Bryant McNeal

No. 98
- Position: Defensive end

Personal information
- Born: July 13, 1979 (age 46) Swansea, South Carolina, U.S.

Career information
- College: Clemson
- NFL draft: 2003: 4th round, 128th overall pick

Career history
- 2003-2004: Denver Broncos
- 2004: Tampa Bay Buccaneers
- 2005: Seattle Seahawks*
- 2006-2007: Oakland Raiders*
- * Offseason and/or practice squad member only

Awards and highlights
- Second-team All-ACC (2002);

= Bryant McNeal =

American football player (born 1979)

Bryant McNeal (born July 13, 1979) is an American former football defensive end who played in the National Football League (NFL). He played college football at Clemson University and led the Atlantic Coast Conference in sacks in 2002.
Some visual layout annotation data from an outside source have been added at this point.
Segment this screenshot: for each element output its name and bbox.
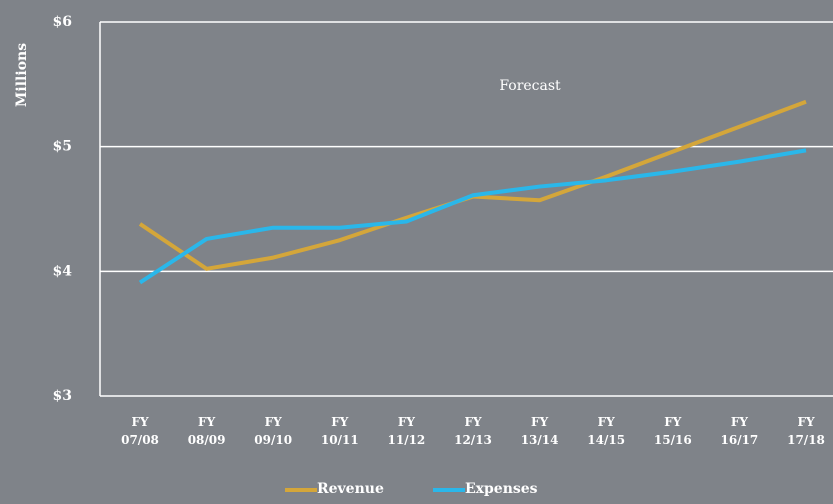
- y-tick-label: $4: [53, 263, 73, 279]
- x-tick-label: FY 11/12: [388, 415, 426, 447]
- y-axis-label: Millions: [14, 43, 30, 107]
- annotation: Forecast: [499, 78, 561, 94]
- x-tick-label: FY 13/14: [521, 415, 559, 447]
- legend-label: Expenses: [465, 481, 538, 497]
- x-tick-label: FY 12/13: [454, 415, 492, 447]
- x-tick-label: FY 08/09: [188, 415, 226, 447]
- y-tick-label: $3: [53, 388, 72, 404]
- x-tick-label: FY 07/08: [121, 415, 159, 447]
- x-tick-label: FY 16/17: [721, 415, 759, 447]
- y-tick-label: $6: [53, 14, 72, 30]
- x-tick-label: FY 09/10: [254, 415, 292, 447]
- series-line: [138, 148, 807, 285]
- y-tick-label: $5: [53, 139, 72, 155]
- legend-label: Revenue: [317, 481, 384, 497]
- x-tick-label: FY 14/15: [587, 415, 625, 447]
- x-tick-label: FY 15/16: [654, 415, 692, 447]
- x-tick-label: FY 17/18: [787, 415, 825, 447]
- x-tick-label: FY 10/11: [321, 415, 359, 447]
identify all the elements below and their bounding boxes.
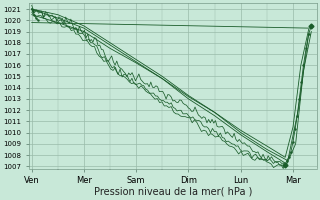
X-axis label: Pression niveau de la mer( hPa ): Pression niveau de la mer( hPa ) [94, 187, 252, 197]
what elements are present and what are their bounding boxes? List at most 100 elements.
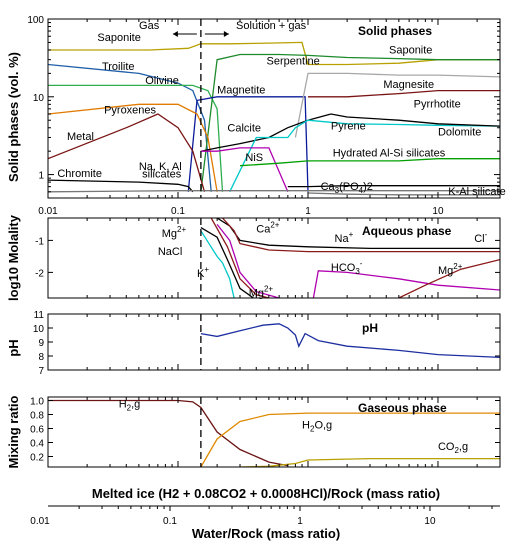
series-label-pyrrhotite: Pyrrhotite xyxy=(414,98,461,110)
series-label-mg: Mg2+ xyxy=(249,284,274,299)
series-label-saponite: Saponite xyxy=(389,45,432,57)
series-line-pyrrhotite xyxy=(308,89,500,98)
series-label-metal: Metal xyxy=(67,131,94,143)
y-tick-label: 100 xyxy=(27,15,44,26)
series-line-dolomite xyxy=(330,113,500,127)
arrowhead-left-icon xyxy=(172,31,178,37)
y-tick-label: 7 xyxy=(38,366,44,377)
series-label-serpentine: Serpentine xyxy=(267,56,320,68)
panel-title-aqueous-phase: Aqueous phase xyxy=(362,224,452,238)
series-group xyxy=(200,218,500,298)
series-label-mg: Mg2+ xyxy=(438,262,463,277)
series-label-nacl: NaCl xyxy=(158,246,182,258)
panel-ph: 7 8 9 10 11 xyxy=(33,310,501,377)
panel-title-gaseous-phase: Gaseous phase xyxy=(358,401,447,415)
series-line-mg2- xyxy=(200,227,254,298)
series-label-dolomite: Dolomite xyxy=(438,126,481,138)
series-label-pyrene: Pyrene xyxy=(331,120,366,132)
y-tick-label: -2 xyxy=(35,268,44,279)
y-axis-label-solid: Solid phases (vol. %) xyxy=(6,52,21,182)
series-line-k-al-silicate xyxy=(307,192,500,196)
series-line-ph xyxy=(200,323,500,359)
series-label-magnesite: Magnesite xyxy=(383,79,434,91)
series-label-co: CO2,g xyxy=(438,441,468,455)
plot-frame xyxy=(47,313,501,371)
series-label-ca3po42: Ca3(PO4)2 xyxy=(321,181,373,195)
series-label-silicates: silicates xyxy=(142,168,182,180)
series-label-troilite: Troilite xyxy=(102,61,135,73)
series-label-k-al-silicate: K-Al silicate xyxy=(448,186,505,198)
series-line-ca3-po4-2 xyxy=(287,185,500,188)
series-group xyxy=(48,41,500,196)
series-line-na- xyxy=(222,218,500,253)
x-tick-label: 10 xyxy=(432,206,444,217)
series-label-pyroxenes: Pyroxenes xyxy=(104,104,156,116)
bottom-tick-label: 1 xyxy=(297,516,303,527)
series-label-na: Na+ xyxy=(335,230,354,245)
x-tick-label: 0.1 xyxy=(171,206,185,217)
series-line-hydrated-al-si-silicates xyxy=(239,158,500,167)
bottom-tick-label: 0.1 xyxy=(163,516,177,527)
bottom-tick-label: 0.01 xyxy=(30,516,50,527)
series-line-k- xyxy=(200,230,235,298)
y-tick-label: -1 xyxy=(35,236,44,247)
series-line-h2-g xyxy=(48,399,288,467)
plot-frame xyxy=(47,396,501,468)
bottom-axis: 0.01 0.1 1 10 xyxy=(30,505,500,527)
y-tick-label: 10 xyxy=(33,93,45,104)
y-tick-label: 1 xyxy=(38,171,44,182)
region-label: Gas xyxy=(139,20,160,32)
series-label-chromite: Chromite xyxy=(57,168,102,180)
series-line-chromite xyxy=(48,190,500,193)
series-line-ca2- xyxy=(216,223,280,298)
series-line-na-k-al-silicates xyxy=(48,179,194,193)
y-tick-label: 0.4 xyxy=(30,439,44,450)
panel-title-solid-phases: Solid phases xyxy=(358,24,432,38)
series-line-pyroxenes xyxy=(48,103,218,192)
series-line-mg2- xyxy=(398,258,500,298)
series-label-cl: Cl- xyxy=(474,230,487,245)
y-tick-label: 0.2 xyxy=(30,453,44,464)
series-label-mg: Mg2+ xyxy=(162,225,187,240)
series-label-calcite: Calcite xyxy=(227,122,261,134)
y-tick-label: 9 xyxy=(38,338,44,349)
panel-gaseous-phase: 0.2 0.4 0.6 0.8 1.0 H2,g H2O,g CO2,g xyxy=(30,396,501,468)
series-line-calcite xyxy=(200,113,332,152)
series-label-hydrated-al-si-silicates: Hydrated Al-Si silicates xyxy=(333,148,446,160)
series-label-k: K+ xyxy=(197,265,209,280)
region-label: Solution + gas xyxy=(236,20,307,32)
y-tick-label: 0.6 xyxy=(30,425,44,436)
series-line-saponite xyxy=(48,41,500,66)
panel-title-ph: pH xyxy=(362,321,378,335)
x-tick-label: 1 xyxy=(305,206,311,217)
series-line-nis xyxy=(200,147,289,193)
series-line-hco3- xyxy=(312,270,500,298)
y-tick-label: 10 xyxy=(33,324,45,335)
series-label-h: H2O,g xyxy=(302,420,332,434)
y-tick-label: 8 xyxy=(38,352,44,363)
x-tick-label: 0.01 xyxy=(38,206,58,217)
bottom-x-axis-label: Water/Rock (mass ratio) xyxy=(192,526,340,541)
series-label-saponite: Saponite xyxy=(97,32,140,44)
y-tick-label: 0.8 xyxy=(30,411,44,422)
panel-solid-phases: 0.01 0.1 1 10 1 10 100 Saponite Saponite Troilite… xyxy=(27,15,505,217)
y-tick-label: 1.0 xyxy=(30,397,44,408)
series-label-olivine: Olivine xyxy=(145,75,179,87)
plot-frame xyxy=(47,217,501,299)
series-label-hco: HCO3- xyxy=(331,259,363,276)
series-label-ca: Ca2+ xyxy=(256,220,280,235)
series-label-magnetite: Magnetite xyxy=(217,85,265,97)
arrowhead-right-icon xyxy=(223,31,229,37)
series-line-magnesite xyxy=(294,72,500,138)
series-label-nis: NiS xyxy=(245,152,263,164)
series-line-metal xyxy=(48,113,206,192)
y-axis-label-ph: pH xyxy=(6,339,21,356)
panel-aqueous-phase: -1 -2 Mg2+ NaCl K+ Ca2+ Na+ Cl- Mg2+ HCO3- Mg2+ xyxy=(35,217,501,299)
top-x-axis-label: Melted ice (H2 + 0.08CO2 + 0.0008HCl)/Ro… xyxy=(92,486,440,501)
series-group xyxy=(200,323,500,359)
y-axis-label-aqueous: log10 Molality xyxy=(6,214,21,301)
y-axis-label-gas: Mixing ratio xyxy=(6,395,21,468)
y-tick-label: 11 xyxy=(34,310,45,321)
series-line-magnetite xyxy=(187,96,309,192)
McNeal was drafted by the Denver Broncos in the fourth round of the 2003 NFL draft with the 128th overall pick. However McNeal signed with the Tampa Bay Buccaneers in December 2004 and was cut before the next season began. Bryant was signed to the Seattle Seahawks practice squad late in the 2005 regular season and stayed with the team all the way through their run to Super Bowl XL. The Oakland Raiders then signed McNeal in the 2006 off-season and remained with the Raiders through the entire regular season on the practice roster. He was again signed to the Oakland Raiders in January 2007 but was released prior to the start of training camp.